Bo Innovation – wo ist der Dämon?

Alvin King Lon Leung (梁經倫), britisch-kanadischer Küchenchef, der sich selbst „The Demon Chef“ und seinen Küchenstil „X-treme Chinese“ nennt, führt in Hongkong das seit 2014 dreifach besternte Restaurant Bo Innovation.

Das muss man erst mal sacken lassen.

Wer? Was? Kanadisch? Dämon? Extrem chinesisch? Bo wie? – Tja, das weiß ich alles auch nicht so genau, aber nach einem verwirrenden Marsch durch Hongkongs Tunnelsystem für Fußgänger, welches – klimatisiert – durch Einkaufszentren, Hotels, über Rolltreppen, durch weitere Einkaufszentren und weitere Hotels und über weitere Rolltreppen sowie – unklimatisiert und tropisch schwül – durch Röhren oberhalb der Straße führt, stehe ich irgendwann endlich vor einem Fahrstuhl, der mich zu Bo Innovation bringen soll.
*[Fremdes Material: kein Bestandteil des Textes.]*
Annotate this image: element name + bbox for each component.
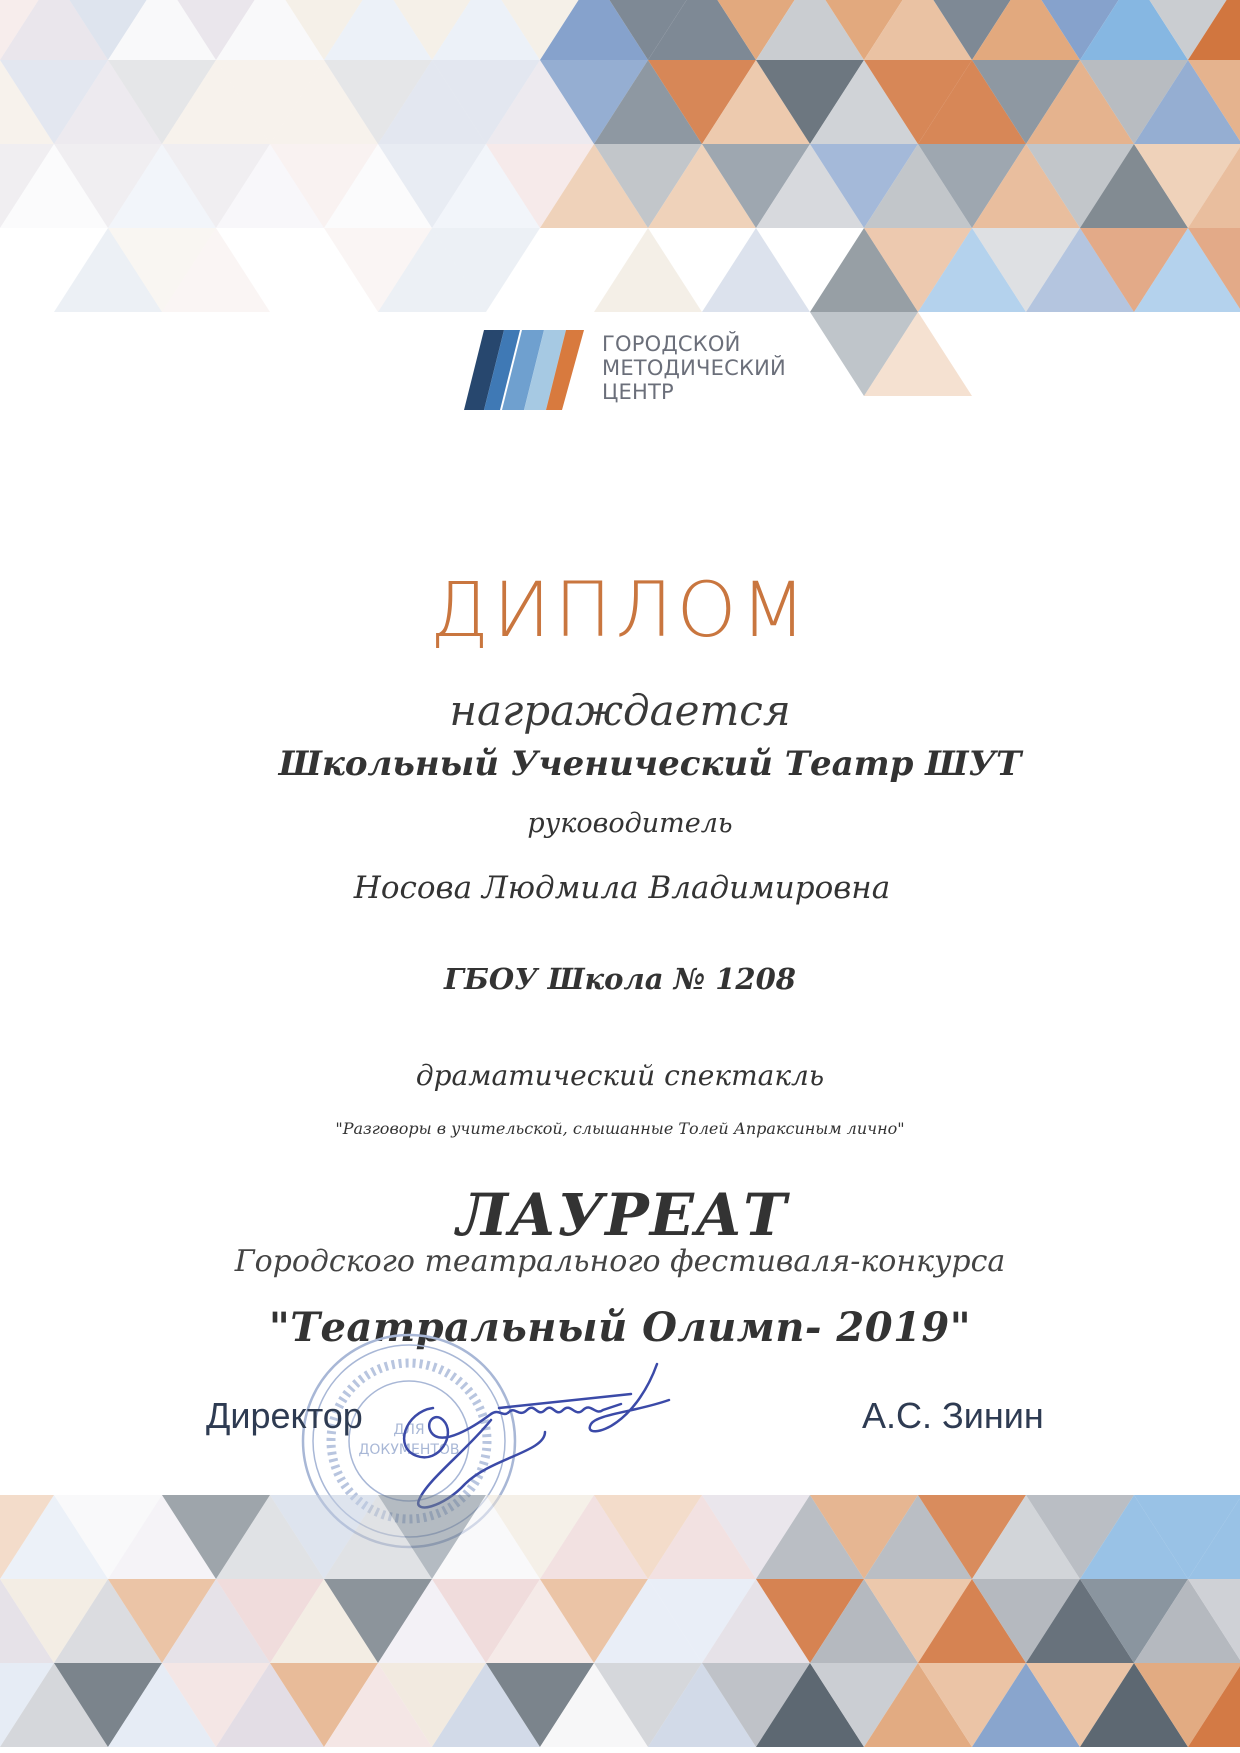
logo — [462, 328, 802, 412]
logo-mark-icon — [462, 328, 592, 412]
festival-description: Городского театрального фестиваля-конкурса — [234, 1244, 1006, 1279]
laureate-title: ЛАУРЕАТ — [456, 1181, 788, 1249]
pattern-triangle — [594, 228, 702, 312]
pattern-triangle — [702, 228, 810, 312]
awarded-label: награждается — [449, 686, 791, 735]
school-name: ГБОУ Школа № 1208 — [444, 962, 796, 996]
leader-name: Носова Людмила Владимировна — [353, 870, 891, 906]
festival-name: "Театральный Олимп- 2019" — [268, 1304, 972, 1351]
director-name: А.С. Зинин — [862, 1395, 1044, 1436]
logo-line-2: МЕТОДИЧЕСКИЙ — [602, 356, 786, 380]
logo-line-1: ГОРОДСКОЙ — [602, 332, 741, 356]
logo-text — [602, 332, 786, 404]
performance-genre: драматический спектакль — [415, 1059, 825, 1092]
bottom-triangle-band — [0, 1495, 1240, 1753]
signature-icon — [395, 1352, 775, 1512]
leader-label: руководитель — [527, 808, 733, 839]
play-title: "Разговоры в учительской, слышанные Толей Апраксиным лично" — [335, 1119, 905, 1138]
logo-line-3: ЦЕНТР — [602, 380, 674, 404]
diploma-title: ДИПЛОМ — [429, 565, 811, 654]
svg-text:ДОКУМЕНТОВ: ДОКУМЕНТОВ — [358, 1442, 460, 1458]
director-label: Директор — [206, 1395, 363, 1436]
bottom-triangle-pattern — [0, 1495, 1240, 1753]
stamp-inner-text: ДЛЯ — [393, 1422, 425, 1438]
recipient-name: Школьный Ученический Театр ШУТ — [278, 744, 1022, 784]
Mein Hemd klebt an mir, ich brauche jetzt eine Klimaanlange, eiskalten Champagner und am besten noch hervorragendes Essen. Ein paar Meter vor dem Eingang eines Drei-Sterne-Restaurants sind das keine allzu hypothetischen Wünsche. Der Champagner ist sicher, die Klimaanlage auch … bleibt nur noch das Essen.

Aus dem Fahrstuhl schreite ich zunächst hinaus auf eine Art Terrasse zwischen Hochhäusern. Dort stehen etwas karg eingedeckte Tische mit Glasplatte. Zwischen den Tischen stehen Heizpilze, die bei dreißig Grad feuchtwarmer Luft vermutlich eher ein Hilfsmittel für kühlere Zeiten sind. Vielleicht werden sie aber auch – in Hinblick auf die Techniken der Molekularküche, die hier angeblich zum Einsatz kommen – nicht mit Propangas, sondern mit flüssigem Stickstoff befüllt, was wiederum Sinn ergäbe.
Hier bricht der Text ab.